USING MACHINE LEARNING TO PREDICT DEATHS IN PATIENTS HOSPITALIZED FOR SARS: INTEGRATIVE REVIEW
DOI:
https://doi.org/10.16891/2317-434X.v12.e4.a2024.pp4688-4705Keywords:
Machine Learning, SARS, Predictive ModelsAbstract
Machine Learning (ML) plays an important role in healthcare, providing data on patient diagnosis and prognosis through predictive models. The present work aimed to synthesize the available knowledge about the current applications of AM in predicting deaths due to Severe Acute Respiratory Syndrome (SARS). This integrative review was developed in six stages, in which data were extracted from the PubMed and Virtual Health Library databases between April and May 2023, using the PRISMA structure for documentation and the CASP tool for evaluating articles. The search strategy used returned 383 articles after excluding duplicates. After applying the inclusion and exclusion criteria, 54 articles were chosen for full reading, leaving 36 articles in the final sample.
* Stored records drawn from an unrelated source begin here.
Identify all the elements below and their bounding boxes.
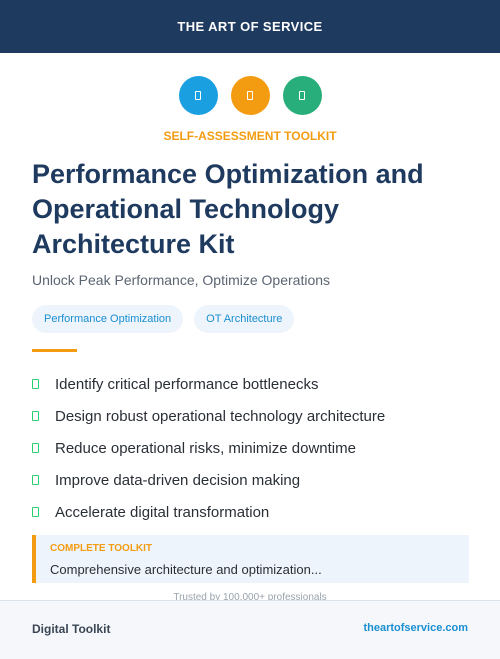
- feature-text: Identify critical performance bottleneck…: [55, 375, 319, 393]
- check-icon: [32, 411, 39, 421]
- toolkit-callout: COMPLETE TOOLKIT Comprehensive architect…: [32, 535, 469, 583]
- feature-item: Design robust operational technology arc…: [32, 400, 472, 432]
- tag-ot-architecture: OT Architecture: [194, 305, 295, 333]
- check-icon: [32, 475, 39, 485]
- circle-icon-green: [282, 76, 322, 115]
- document-glyph-icon: [299, 91, 305, 100]
- tag-performance-optimization: Performance Optimization: [32, 305, 184, 333]
- callout-text: Comprehensive architecture and optimizat…: [50, 562, 322, 577]
- feature-list: Identify critical performance bottleneck…: [32, 368, 472, 528]
- footer: Digital Toolkit theartofservice.com: [0, 600, 500, 659]
- brand-name: THE ART OF SERVICE: [177, 19, 323, 34]
- website-link[interactable]: theartofservice.com: [363, 622, 468, 634]
- title-line: Performance Optimization and: [32, 159, 424, 189]
- footer-label: Digital Toolkit: [32, 622, 111, 636]
- check-icon: [32, 507, 39, 517]
- title-line: Architecture Kit: [32, 229, 235, 259]
- feature-item: Improve data-driven decision making: [32, 464, 472, 496]
- feature-text: Improve data-driven decision making: [55, 471, 301, 489]
- trusted-note: Trusted by 100,000+ professionals: [173, 592, 327, 601]
- circle-icon-orange: [230, 76, 270, 115]
- circle-icon-blue: [178, 76, 218, 115]
- check-icon: [32, 443, 39, 453]
- feature-item: Reduce operational risks, minimize downt…: [32, 432, 472, 464]
- icon-row: [0, 76, 500, 115]
- top-banner: THE ART OF SERVICE: [0, 0, 500, 53]
- callout-label: COMPLETE TOOLKIT: [50, 543, 153, 554]
- tag-list: Performance Optimization OT Architecture: [32, 305, 295, 333]
- subtitle: Unlock Peak Performance, Optimize Operat…: [32, 272, 331, 288]
- feature-item: Identify critical performance bottleneck…: [32, 368, 472, 400]
- kicker-label: SELF-ASSESSMENT TOOLKIT: [163, 129, 337, 143]
- title-line: Operational Technology: [32, 194, 340, 224]
- page-title: Performance Optimization and Operational…: [32, 157, 472, 262]
- check-icon: [32, 379, 39, 389]
- accent-divider: [32, 349, 77, 352]
- feature-text: Reduce operational risks, minimize downt…: [55, 439, 356, 457]
- document-glyph-icon: [195, 91, 201, 100]
- feature-item: Accelerate digital transformation: [32, 496, 472, 528]
- document-glyph-icon: [247, 91, 253, 100]
- feature-text: Accelerate digital transformation: [55, 503, 270, 521]
- feature-text: Design robust operational technology arc…: [55, 407, 386, 425]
In the results, supervised ML techniques stood out, with the algorithms XGBoost, Random Forest, Logistic Regression and SVM (Support Vector Machine) showing promising results, with AUC-ROC above 80%. Among the variables most used in studies, demographic, clinical and laboratory data stand out. Finally, the lack of tools for practical application of models in hospital environments limits their use, as most studies focus only on comparing ML algorithms for model generation.